MANAGED CARE REFORM: Don’t Look For Major Bill In Congress This Year
Roll Call columnist Morton Kondracke today writes that "Congress is unlikely to respond to public anger at HMOs with heavily regulatory legislation this year." However, he notes that lawmakers are also "not likely to give patients more health care choices and information, either." Kondracke contends that Rep.
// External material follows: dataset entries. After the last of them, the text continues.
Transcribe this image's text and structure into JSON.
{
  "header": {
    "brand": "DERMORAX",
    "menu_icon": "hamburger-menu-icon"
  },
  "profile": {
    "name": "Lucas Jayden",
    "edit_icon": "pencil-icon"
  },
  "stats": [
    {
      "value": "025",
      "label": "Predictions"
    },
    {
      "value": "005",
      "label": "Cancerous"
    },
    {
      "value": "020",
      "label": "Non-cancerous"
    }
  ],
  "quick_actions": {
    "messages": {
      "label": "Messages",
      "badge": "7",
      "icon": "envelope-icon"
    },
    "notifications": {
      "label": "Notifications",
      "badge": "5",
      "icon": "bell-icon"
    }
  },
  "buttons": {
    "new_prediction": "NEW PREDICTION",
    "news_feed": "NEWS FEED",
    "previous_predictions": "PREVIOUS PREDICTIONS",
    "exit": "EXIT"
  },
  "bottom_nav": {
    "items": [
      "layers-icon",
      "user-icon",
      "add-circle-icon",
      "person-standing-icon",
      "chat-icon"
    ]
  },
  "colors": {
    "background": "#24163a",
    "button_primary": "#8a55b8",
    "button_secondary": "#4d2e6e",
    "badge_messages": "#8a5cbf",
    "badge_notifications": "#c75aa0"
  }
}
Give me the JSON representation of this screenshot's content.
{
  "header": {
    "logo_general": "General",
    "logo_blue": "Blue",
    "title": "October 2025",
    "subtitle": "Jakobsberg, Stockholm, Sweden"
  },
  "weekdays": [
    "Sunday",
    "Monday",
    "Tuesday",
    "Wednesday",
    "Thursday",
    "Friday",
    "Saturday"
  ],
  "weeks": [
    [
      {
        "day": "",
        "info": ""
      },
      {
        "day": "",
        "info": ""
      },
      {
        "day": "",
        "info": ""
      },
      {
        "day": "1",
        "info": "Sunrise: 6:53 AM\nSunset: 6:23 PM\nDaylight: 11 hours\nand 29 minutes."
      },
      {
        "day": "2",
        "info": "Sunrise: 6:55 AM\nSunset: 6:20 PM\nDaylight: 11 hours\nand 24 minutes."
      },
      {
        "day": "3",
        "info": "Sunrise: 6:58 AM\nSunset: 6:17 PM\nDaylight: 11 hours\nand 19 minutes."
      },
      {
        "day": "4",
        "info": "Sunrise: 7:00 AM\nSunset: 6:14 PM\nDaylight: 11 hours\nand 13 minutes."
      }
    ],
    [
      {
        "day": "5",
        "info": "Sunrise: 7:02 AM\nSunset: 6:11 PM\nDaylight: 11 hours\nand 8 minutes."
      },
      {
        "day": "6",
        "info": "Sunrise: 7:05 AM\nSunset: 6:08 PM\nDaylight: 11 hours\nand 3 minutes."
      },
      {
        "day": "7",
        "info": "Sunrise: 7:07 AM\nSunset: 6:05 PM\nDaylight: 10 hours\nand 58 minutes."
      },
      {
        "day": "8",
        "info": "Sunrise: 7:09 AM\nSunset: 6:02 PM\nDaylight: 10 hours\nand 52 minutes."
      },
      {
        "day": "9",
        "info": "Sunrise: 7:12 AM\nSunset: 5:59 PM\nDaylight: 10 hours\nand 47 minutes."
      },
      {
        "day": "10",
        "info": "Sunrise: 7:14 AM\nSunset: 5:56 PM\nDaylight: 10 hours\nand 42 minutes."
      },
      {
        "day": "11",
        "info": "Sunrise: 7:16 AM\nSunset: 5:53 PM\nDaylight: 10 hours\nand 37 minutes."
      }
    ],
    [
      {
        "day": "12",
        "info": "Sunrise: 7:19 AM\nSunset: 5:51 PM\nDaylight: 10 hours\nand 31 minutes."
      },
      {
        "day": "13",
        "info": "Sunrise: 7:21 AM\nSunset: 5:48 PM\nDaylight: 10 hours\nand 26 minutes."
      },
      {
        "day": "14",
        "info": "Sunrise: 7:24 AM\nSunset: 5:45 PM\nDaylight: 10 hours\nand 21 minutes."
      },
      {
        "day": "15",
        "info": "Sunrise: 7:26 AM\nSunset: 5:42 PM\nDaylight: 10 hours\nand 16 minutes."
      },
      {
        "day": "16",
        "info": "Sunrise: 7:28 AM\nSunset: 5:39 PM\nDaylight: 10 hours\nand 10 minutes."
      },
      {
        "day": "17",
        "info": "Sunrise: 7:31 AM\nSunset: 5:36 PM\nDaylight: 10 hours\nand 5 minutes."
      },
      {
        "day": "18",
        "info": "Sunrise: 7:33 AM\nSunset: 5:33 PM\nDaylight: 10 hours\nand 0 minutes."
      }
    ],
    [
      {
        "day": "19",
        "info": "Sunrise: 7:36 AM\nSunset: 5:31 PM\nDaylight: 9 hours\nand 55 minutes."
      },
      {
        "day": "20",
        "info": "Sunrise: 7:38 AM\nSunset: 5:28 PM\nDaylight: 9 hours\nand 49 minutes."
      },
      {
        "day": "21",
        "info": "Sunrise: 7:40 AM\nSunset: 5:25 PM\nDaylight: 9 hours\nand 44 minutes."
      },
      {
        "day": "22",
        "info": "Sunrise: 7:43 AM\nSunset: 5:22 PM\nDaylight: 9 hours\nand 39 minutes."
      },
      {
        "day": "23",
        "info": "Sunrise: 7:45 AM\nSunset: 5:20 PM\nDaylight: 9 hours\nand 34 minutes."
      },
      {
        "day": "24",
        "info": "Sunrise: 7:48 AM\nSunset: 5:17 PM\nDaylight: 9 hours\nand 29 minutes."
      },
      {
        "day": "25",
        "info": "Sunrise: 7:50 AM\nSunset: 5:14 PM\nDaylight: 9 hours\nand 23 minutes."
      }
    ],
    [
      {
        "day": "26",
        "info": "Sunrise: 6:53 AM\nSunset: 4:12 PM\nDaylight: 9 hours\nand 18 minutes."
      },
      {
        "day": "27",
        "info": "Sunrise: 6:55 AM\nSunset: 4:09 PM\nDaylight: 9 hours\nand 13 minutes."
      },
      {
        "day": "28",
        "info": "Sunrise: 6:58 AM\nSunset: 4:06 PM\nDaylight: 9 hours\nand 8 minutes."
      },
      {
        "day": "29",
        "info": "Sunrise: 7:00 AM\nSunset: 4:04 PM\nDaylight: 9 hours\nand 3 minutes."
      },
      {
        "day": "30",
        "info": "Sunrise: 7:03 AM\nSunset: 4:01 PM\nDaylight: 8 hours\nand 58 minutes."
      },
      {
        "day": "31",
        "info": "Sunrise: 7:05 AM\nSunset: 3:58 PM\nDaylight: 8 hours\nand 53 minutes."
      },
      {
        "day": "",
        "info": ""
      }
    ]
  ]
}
Charlie Norwood's (R-GA) Patient Access to Responsible Care Act is not "likely to pass" this year, largely because it is an "anathema to Republican leaders, who regard it as certain to trigger higher health costs and insurance rates and increase the number of persons without health insurance." Instead, he notes that "Republican leaders, if they are worried enough about anti-HMO sentiment, are prepared to pass token legislation barring health plans from denying information to patients, protecting patient privacy and imposing minimum hospital stays after mastectomies."
A Better Option?
Kondracke suggests another option for increasing the amount of health plan information available to consumers, an option based on a proposal made by David Kendall and Robert Levine of the Progressive Policy Institute. The Kendall/Levine plan would create "an Internet-style health information network that would include an individual's coded health records, up-to-date data on the best medical practices for various conditions and performance records of doctors, hospitals and HMOs." Under this system, Kondracke writes, "[p]atients or someone they choose could access the network and electronically match the patient's medical problem to the scientific and performance data," and "[p]atients would deposit a report on their treatment and its results into the database -- without identifying themselves and losing privacy -- to add to the information available to others." Kondracke notes that "Kendall and Levine are in the process of expanding on the idea to reform the entire U.S. health delivery system," under which every American would "have a Health Management Account, paid into by employers and/or the government" ... and the "maximum choice ... to choose the best health plan for their medical needs." "Conceptually, the whole system, operating privately but with government backing, would resemble such computerized new entities as the Visa credit card consortium of banks, credit reporting systems, ATM networks, the Internet and the universal bar code system," Kondracke writes.
Don't Bet On It
Kondracke notes that only one HMO reform bill, introduced by Sens. James Jeffords (R-VT) and Joseph Lieberman (D-CT), "contains a start toward a performance- and information-based" system. He concludes that Republicans should "launch at least a study of a national health information network. It would be based on the concepts of personal choice and responsibility -- just what Republicans say they believe in" (4/20).